Prince George’s County Public Schools are facing similar issues to the food bank when it comes to serving the community. Joshua M. Thomas is the District 2 Board Member for PGCPS’ Board of Education and he claims that there is an issue with the distribution of electronic resources such as computers to students. 

Thomas said that since the pandemic hit, PGCPS has worked to have a Chromebook or an iPad available for every student in the school system who requires one, but this ready supply of technology is not currently being distributed to and utilized by all of the students who need them.

Thomas says that this issue stems from the challenges of distributing these resources countywide. PGCPS typically does not deliver laptops or other technologies right to student’s doorsteps, which means that parents and students have to pick up this technology from school buildings themselves. Thomas said that a large issue is parents not showing up to pick up these resources for their children. 

“I think we’ve been pretty good about communicating with everyone. But at the same time, what we can do is send out the robocalls and send out emails, but we cannot force people to jump in,” Thomas said. 

Thomas believes that if the school system was funded better, PGCPS would have been better equipped to meet the needs of the community. 

Rachel Donegan is the Assistant Director of Promise Heights, which is an initiative established by the University of Maryland School of Social Work that is focused on meeting the health, social services and educational needs of communities in West Baltimore. Donegan said that the community issues that College Park is facing can be relieved with key changes to their operations. 

Donegan said that a lack of storage space for food in the College Park Community Food Bank can be addressed by delivering food to some residents instead of having them pick the food up at the distributions. Donegan said this same strategy of finding community members who cannot pick up the resources at the distribution site and providing them with home deliveries can also be applied to the PGCPS’ distribution of its computers to students. 

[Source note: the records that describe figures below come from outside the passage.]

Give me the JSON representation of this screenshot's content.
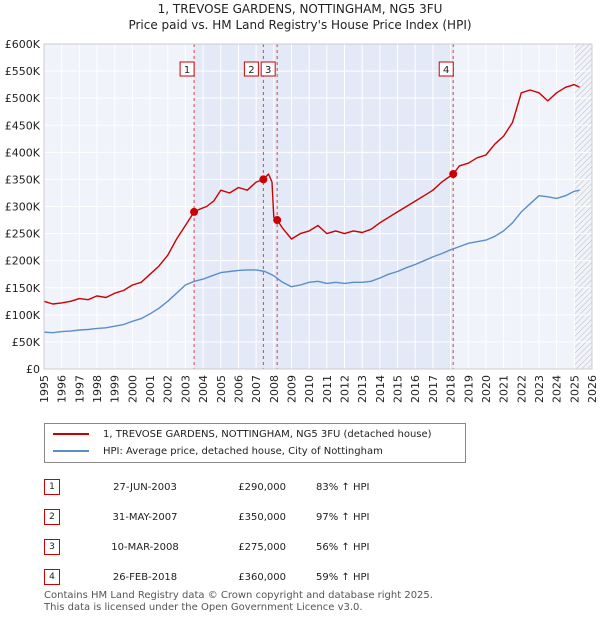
{
  "header": {
    "title": "1, TREVOSE GARDENS, NOTTINGHAM, NG5 3FU",
    "subtitle": "Price paid vs. HM Land Registry's House Price Index (HPI)"
  },
  "chart_data": {
    "type": "line",
    "title": "1, TREVOSE GARDENS, NOTTINGHAM, NG5 3FU",
    "subtitle": "Price paid vs. HM Land Registry's House Price Index (HPI)",
    "xlim": [
      1995,
      2026
    ],
    "ylim": [
      0,
      600000
    ],
    "x_ticks": [
      1995,
      1996,
      1997,
      1998,
      1999,
      2000,
      2001,
      2002,
      2003,
      2004,
      2005,
      2006,
      2007,
      2008,
      2009,
      2010,
      2011,
      2012,
      2013,
      2014,
      2015,
      2016,
      2017,
      2018,
      2019,
      2020,
      2021,
      2022,
      2023,
      2024,
      2025,
      2026
    ],
    "y_ticks": [
      0,
      50000,
      100000,
      150000,
      200000,
      250000,
      300000,
      350000,
      400000,
      450000,
      500000,
      550000,
      600000
    ],
    "y_tick_labels": [
      "£0",
      "£50K",
      "£100K",
      "£150K",
      "£200K",
      "£250K",
      "£300K",
      "£350K",
      "£400K",
      "£450K",
      "£500K",
      "£550K",
      "£600K"
    ],
    "grid": true,
    "hatched_future_from": 2025.0,
    "series": [
      {
        "name": "1, TREVOSE GARDENS, NOTTINGHAM, NG5 3FU (detached house)",
        "color": "#cc0000",
        "x": [
          1995.0,
          1995.5,
          1996.0,
          1996.5,
          1997.0,
          1997.5,
          1998.0,
          1998.5,
          1999.0,
          1999.5,
          2000.0,
          2000.5,
          2001.0,
          2001.5,
          2002.0,
          2002.5,
          2003.0,
          2003.49,
          2003.8,
          2004.2,
          2004.6,
          2005.0,
          2005.5,
          2006.0,
          2006.5,
          2007.0,
          2007.41,
          2007.7,
          2007.9,
          2008.0,
          2008.19,
          2008.5,
          2009.0,
          2009.5,
          2010.0,
          2010.5,
          2011.0,
          2011.5,
          2012.0,
          2012.5,
          2013.0,
          2013.5,
          2014.0,
          2014.5,
          2015.0,
          2015.5,
          2016.0,
          2016.5,
          2017.0,
          2017.5,
          2018.15,
          2018.5,
          2019.0,
          2019.5,
          2020.0,
          2020.5,
          2021.0,
          2021.5,
          2022.0,
          2022.5,
          2023.0,
          2023.5,
          2024.0,
          2024.5,
          2025.0,
          2025.3
        ],
        "values": [
          125000,
          120000,
          122000,
          125000,
          130000,
          128000,
          135000,
          132000,
          140000,
          145000,
          155000,
          160000,
          175000,
          190000,
          210000,
          240000,
          265000,
          290000,
          295000,
          300000,
          310000,
          330000,
          325000,
          335000,
          330000,
          345000,
          350000,
          360000,
          345000,
          280000,
          275000,
          260000,
          240000,
          250000,
          255000,
          265000,
          250000,
          255000,
          250000,
          255000,
          252000,
          258000,
          270000,
          280000,
          290000,
          300000,
          310000,
          320000,
          330000,
          345000,
          360000,
          375000,
          380000,
          390000,
          395000,
          415000,
          430000,
          455000,
          510000,
          515000,
          510000,
          495000,
          510000,
          520000,
          525000,
          520000
        ]
      },
      {
        "name": "HPI: Average price, detached house, City of Nottingham",
        "color": "#5b8ec9",
        "x": [
          1995.0,
          1995.5,
          1996.0,
          1996.5,
          1997.0,
          1997.5,
          1998.0,
          1998.5,
          1999.0,
          1999.5,
          2000.0,
          2000.5,
          2001.0,
          2001.5,
          2002.0,
          2002.5,
          2003.0,
          2003.5,
          2004.0,
          2004.5,
          2005.0,
          2005.5,
          2006.0,
          2006.5,
          2007.0,
          2007.5,
          2008.0,
          2008.5,
          2009.0,
          2009.5,
          2010.0,
          2010.5,
          2011.0,
          2011.5,
          2012.0,
          2012.5,
          2013.0,
          2013.5,
          2014.0,
          2014.5,
          2015.0,
          2015.5,
          2016.0,
          2016.5,
          2017.0,
          2017.5,
          2018.0,
          2018.5,
          2019.0,
          2019.5,
          2020.0,
          2020.5,
          2021.0,
          2021.5,
          2022.0,
          2022.5,
          2023.0,
          2023.5,
          2024.0,
          2024.5,
          2025.0,
          2025.3
        ],
        "values": [
          68000,
          67000,
          69000,
          70000,
          72000,
          73000,
          75000,
          76000,
          79000,
          82000,
          88000,
          93000,
          102000,
          112000,
          125000,
          140000,
          155000,
          162000,
          166000,
          172000,
          178000,
          180000,
          182000,
          183000,
          183000,
          180000,
          172000,
          160000,
          152000,
          155000,
          160000,
          162000,
          158000,
          160000,
          158000,
          160000,
          160000,
          162000,
          168000,
          175000,
          180000,
          187000,
          193000,
          200000,
          207000,
          213000,
          220000,
          226000,
          232000,
          235000,
          238000,
          245000,
          255000,
          270000,
          290000,
          305000,
          320000,
          318000,
          315000,
          320000,
          328000,
          330000
        ]
      }
    ],
    "annotations": [
      {
        "label": "1",
        "x": 2003.49,
        "y": 290000
      },
      {
        "label": "2",
        "x": 2007.41,
        "y": 350000
      },
      {
        "label": "3",
        "x": 2008.19,
        "y": 275000
      },
      {
        "label": "4",
        "x": 2018.15,
        "y": 360000
      }
    ]
  },
  "legend": [
    {
      "label": "1, TREVOSE GARDENS, NOTTINGHAM, NG5 3FU (detached house)",
      "color": "#cc0000"
    },
    {
      "label": "HPI: Average price, detached house, City of Nottingham",
      "color": "#5b8ec9"
    }
  ],
  "sales": [
    {
      "num": "1",
      "date": "27-JUN-2003",
      "price": "£290,000",
      "hpi": "83% ↑ HPI"
    },
    {
      "num": "2",
      "date": "31-MAY-2007",
      "price": "£350,000",
      "hpi": "97% ↑ HPI"
    },
    {
      "num": "3",
      "date": "10-MAR-2008",
      "price": "£275,000",
      "hpi": "56% ↑ HPI"
    },
    {
      "num": "4",
      "date": "26-FEB-2018",
      "price": "£360,000",
      "hpi": "59% ↑ HPI"
    }
  ],
  "footer": {
    "line1": "Contains HM Land Registry data © Crown copyright and database right 2025.",
    "line2": "This data is licensed under the Open Government Licence v3.0."
  }
}
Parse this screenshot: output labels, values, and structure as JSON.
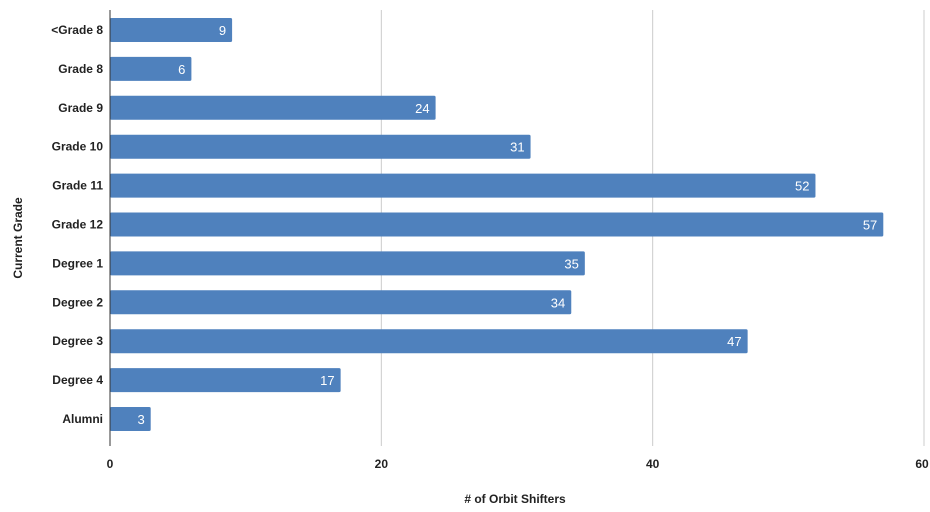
{
  "chart_data": {
    "type": "bar",
    "orientation": "horizontal",
    "categories": [
      "<Grade 8",
      "Grade 8",
      "Grade 9",
      "Grade 10",
      "Grade 11",
      "Grade 12",
      "Degree 1",
      "Degree 2",
      "Degree 3",
      "Degree 4",
      "Alumni"
    ],
    "values": [
      9,
      6,
      24,
      31,
      52,
      57,
      35,
      34,
      47,
      17,
      3
    ],
    "xlabel": "# of Orbit Shifters",
    "ylabel": "Current Grade",
    "xlim": [
      0,
      60
    ],
    "xticks": [
      0,
      20,
      40,
      60
    ],
    "grid": "vertical",
    "legend": "none",
    "data_labels": true,
    "bar_color": "#4f81bd"
  }
}
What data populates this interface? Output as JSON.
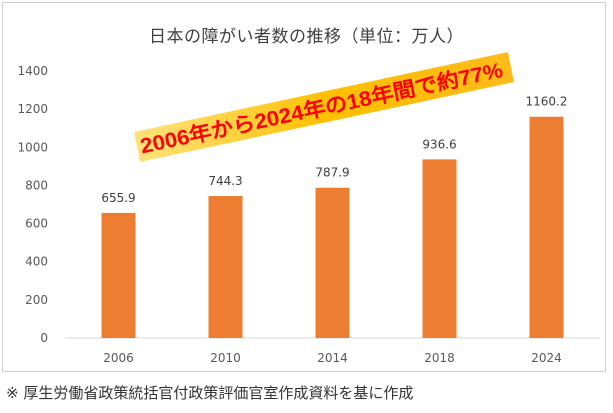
{
  "chart_data": {
    "type": "bar",
    "title": "日本の障がい者数の推移（単位：万人）",
    "categories": [
      "2006",
      "2010",
      "2014",
      "2018",
      "2024"
    ],
    "values": [
      655.9,
      744.3,
      787.9,
      936.6,
      1160.2
    ],
    "ylim": [
      0,
      1400
    ],
    "yticks": [
      0,
      200,
      400,
      600,
      800,
      1000,
      1200,
      1400
    ],
    "xlabel": "",
    "ylabel": "",
    "grid": false,
    "bar_color": "#ED7D31",
    "annotation": {
      "text": "2006年から2024年の18年間で約77%",
      "color": "#FF0000",
      "band_color": "#FFC000"
    }
  },
  "footnote": "※ 厚生労働省政策統括官付政策評価官室作成資料を基に作成"
}
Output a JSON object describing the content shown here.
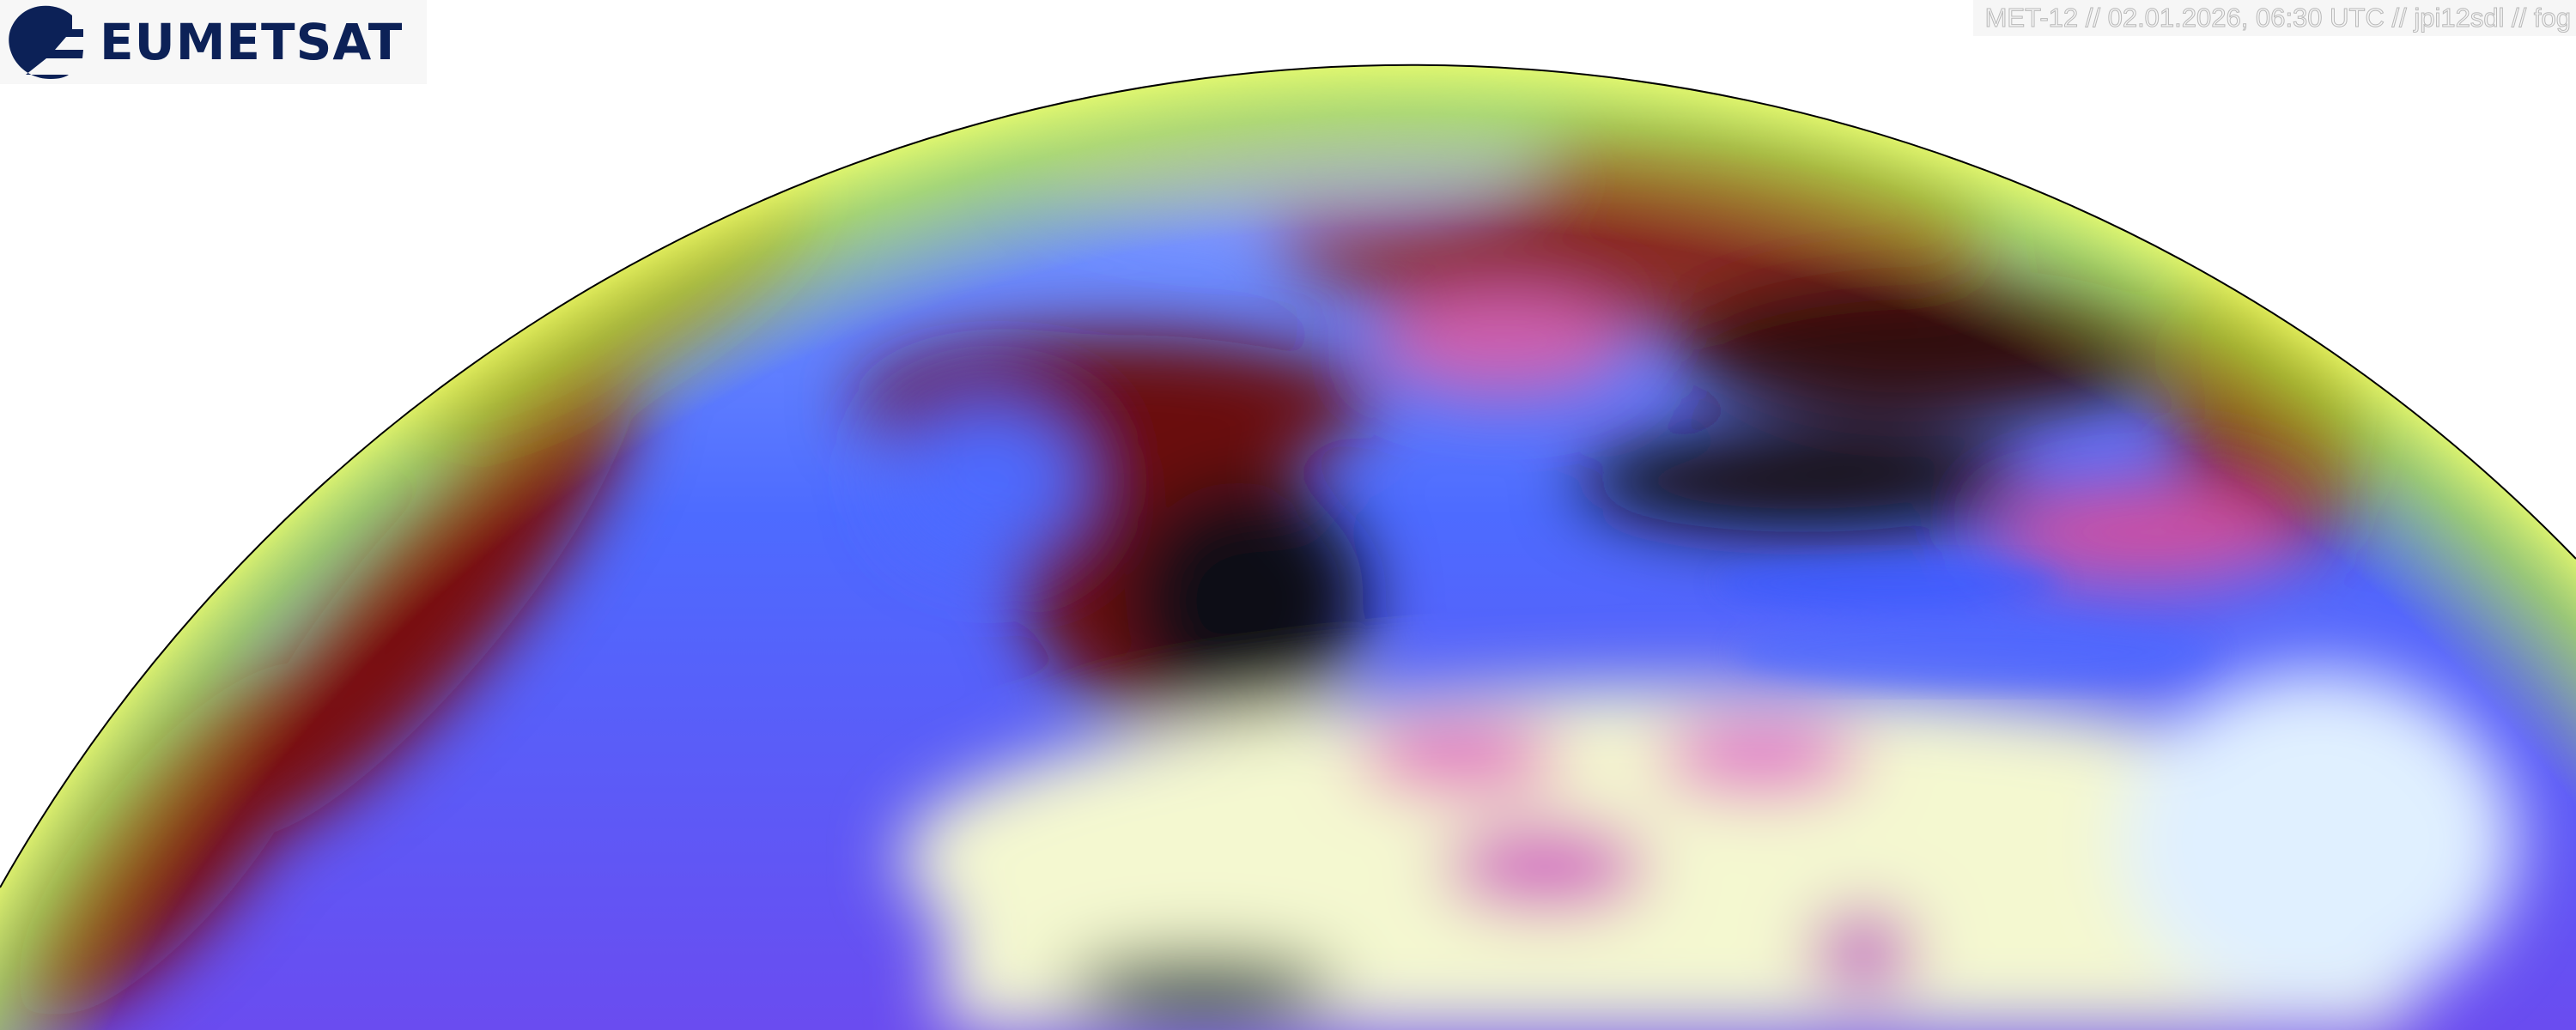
{
  "logo": {
    "text": "EUMETSAT",
    "color": "#0c2157"
  },
  "caption": {
    "text": "MET-12 // 02.01.2026, 06:30 UTC // jpi12sdl // fog"
  },
  "imagery": {
    "colors": {
      "ocean": "#4d6bff",
      "cloud_dark": "#7a0c08",
      "desert": "#f4f8d0",
      "magenta": "#e040c0",
      "limb": "#b8f040",
      "night": "#050510"
    }
  }
}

Expanding food distributions beyond one distribution site was another strategy that Donegan mentioned when it comes to food distribution problems. Donegan said that establishing partnerships with different locations, such as other churches and schools in the area, also increases the storage and accessibility of food distributions. 

“We tend to do distribution at multiple points in the neighborhood because we recognize that there are often barriers for transportation, even for short distances,” Donegan said.

 Donegan also recommended that the PGCPS contact parents through in-person phone calls rather than through automated robocalls and emails. Donegan said that in-person phone calls are important since contact info may have changed in a family and robocalls cannot distinguish whether or not a phone number is “good”. 

“If a robocall was enough to get me to come to pick up a computer, I would go and pick up a computer,” Donegan said. 

PGCPS Board Member Joshua Thomas said in an email that parents in the school system are now receiving personal calls about their children’s need to receive the technology.